FFlogo-300x284by Megan E. Bloom (mbloom@sungazette.com), originally printed in the Williamsport Sun-Gazette

This month the National Organization for Women will mark its 50th anniversary, having worked for women’s rights since 1966.

The movement was born from a drive to end sex discrimination in employment that emerged at the third National Conference of Commissions on the Status of Women held from June 28-30, 1966, in Washington D.C.

It privately was suggested that an organization was needed to work for women’s rights much like civil rights groups had done for blacks, according to NOW’s website.

Betty Friedan, author of “The Feminine Mystique,” was among those at the conference. She wrote the acronym NOW on a paper napkin. By the conference’s closing luncheon, a hastily pulled together meeting was held and one woman pulled a $5 bill from her purse, put it on the table and told others to put their money down and sign up.

In all, 28 women set up what was intended to be “a temporary organization,” according to Analoyce Clapp, one of the organization’s 49 founders, who wrote of its purpose: “To take action to bring women into full participation in the mainstream of American society now, assuming all the privileges and responsibilities thereof in truly equal partnership with men.”

Locally, the Williamsport chapter was started in the early 1970s by Gloria Sackman Reed, Martha Sutton and Carol Atkins. Among the chapter’s accomplishments, members helped in the creation of Wise Options at the YWCA of Northcentral Pennsylvania, an organization that helps women escape domestic abuse and find a path to independence.

They’ve also fought to allow girls equal sports opportunities in schools and for equal pay, maternity leave and the right to choose when it comes to abortion.

“We have come a long way,” said Sally Lifland Butterfield, chapter president.

Local chapters such as the one here can take action, be supportive and put together groups to accomplish goals in the local area, said Mary Sieminski, chapter vice president.

By coming together, chapter members are able to provide programing that interests women, said Lifland Butterfield.

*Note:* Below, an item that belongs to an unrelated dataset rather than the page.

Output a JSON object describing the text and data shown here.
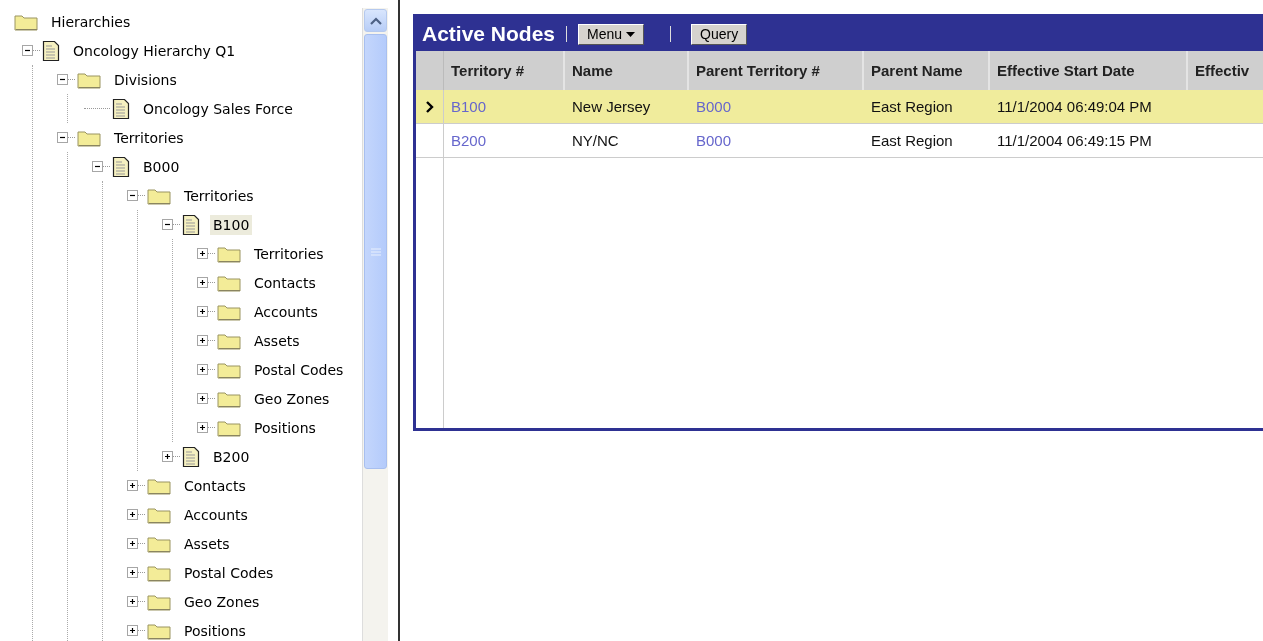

They have arranged speakers on topics such as domestic violence, divorce and sexual harassment.

Women have gained more rights over the past few decades, but both women said they believe much still needs to be done, such as equal pay and paid maternity leave.

Lifland Butterfield said women should do their part to help make a change.

She said becoming educated about issues and exercising the right to vote by choosing candidates that care about women’s concerns can make a difference.